Following on from my recent ornithological cemetery discussion, I would like to explore a range of angels and cherubs – supernatural human-avians I encountered used in funerary art within Helsinki’s fabulous Hietaniemi cemetery.
What strikes me is that (a) the birds share similar allusions to these cherubs and angels, (b) birds might be regarded as a less specifically religious substitute for angels and cherubs for a secular society, and (c) birds make for a more condensed and and versatile medium than angels.
Still, angels and cherubs remain frequent occasional occurrences carved in stone and metal as in three and two dimensions. They are rare among recent graves but relatively common amidst older graves of the 19th and early/mid-20th centuries at Hietaniemi. As such, they provide human representations at the heart of family graves, presiding over the multiple names inscribed below them. Angel take many stances, but they are sometimes in flight, sometimes in dialogue with the living but most often in poses of mourning.
Miniatures for the Cremated Dead
Previously, I identified the importance of birds in articulating the mourning and commemorating of the cremated dead.
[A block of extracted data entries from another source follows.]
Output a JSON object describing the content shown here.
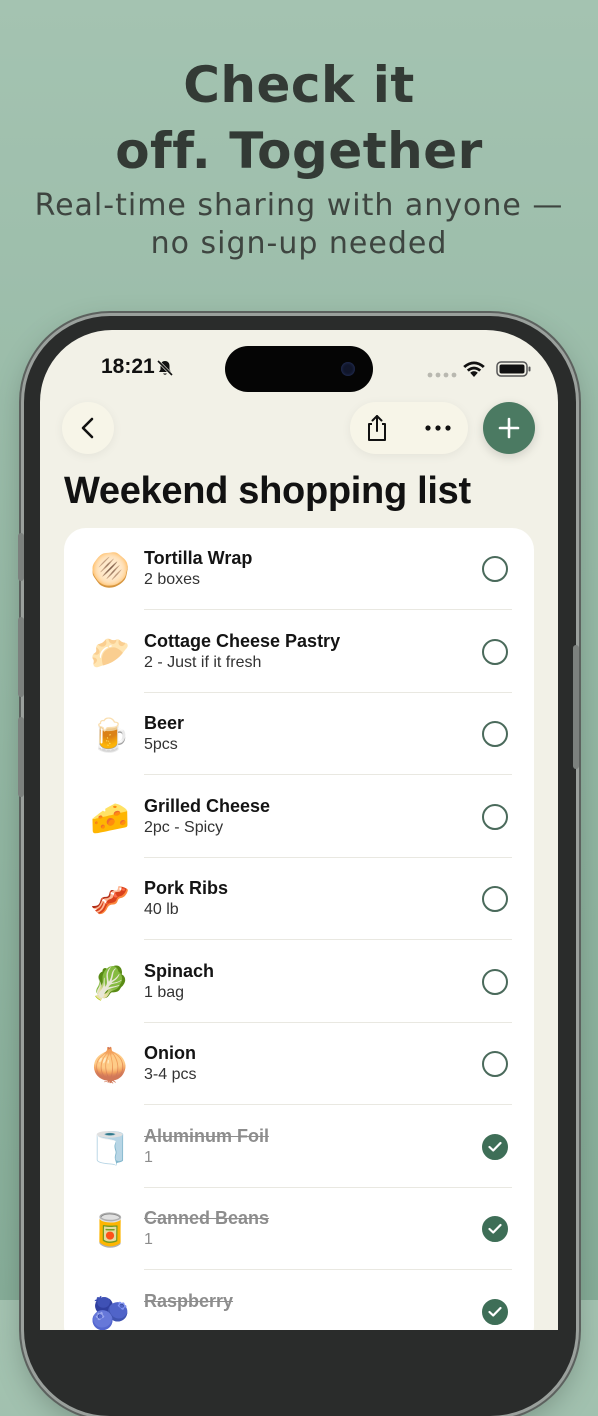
{
  "headline": {
    "line1": "Check it",
    "line2": "off. Together"
  },
  "subheadline": {
    "line1": "Real-time sharing with anyone —",
    "line2": "no sign-up needed"
  },
  "status_bar": {
    "time": "18:21"
  },
  "list": {
    "title": "Weekend shopping list",
    "items": [
      {
        "emoji": "🫓",
        "name": "Tortilla Wrap",
        "qty": "2 boxes",
        "checked": false
      },
      {
        "emoji": "🥟",
        "name": "Cottage Cheese Pastry",
        "qty": "2 - Just if it fresh",
        "checked": false
      },
      {
        "emoji": "🍺",
        "name": "Beer",
        "qty": "5pcs",
        "checked": false
      },
      {
        "emoji": "🧀",
        "name": "Grilled Cheese",
        "qty": "2pc - Spicy",
        "checked": false
      },
      {
        "emoji": "🥓",
        "name": "Pork Ribs",
        "qty": "40 lb",
        "checked": false
      },
      {
        "emoji": "🥬",
        "name": "Spinach",
        "qty": "1 bag",
        "checked": false
      },
      {
        "emoji": "🧅",
        "name": "Onion",
        "qty": "3-4 pcs",
        "checked": false
      },
      {
        "emoji": "🧻",
        "name": "Aluminum Foil",
        "qty": "1",
        "checked": true
      },
      {
        "emoji": "🥫",
        "name": "Canned Beans",
        "qty": "1",
        "checked": true
      },
      {
        "emoji": "🫐",
        "name": "Raspberry",
        "qty": "",
        "checked": true
      }
    ]
  },
  "colors": {
    "accent": "#4b7a62",
    "background": "#a4c3b1",
    "screen": "#f2f1e7"
  },
  "icons": [
    "back-chevron-icon",
    "share-icon",
    "more-icon",
    "plus-icon",
    "bell-off-icon",
    "wifi-icon",
    "battery-icon",
    "checkmark-icon"
  ]
}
Here we find cherubs and angels too. They have been reduced in size onto a number of cremation memorials, articulating mourning and ascent.
Angel for the Graveless Dead
There is also an angel (in very abstract form), marking the memorial to those without a marked grave.
Abbreviations
Then there are a range of winged abbreviations, such as this wonderful hourglass and wings: tempus fugit indeed!
Pigs might fly
Meanwhile, one gravestone at least seems to have subverted the theme with a flying pig! Cemetery humour undoubtedly, this that mortuary motifs needn’t always reflect serious expressions of loss.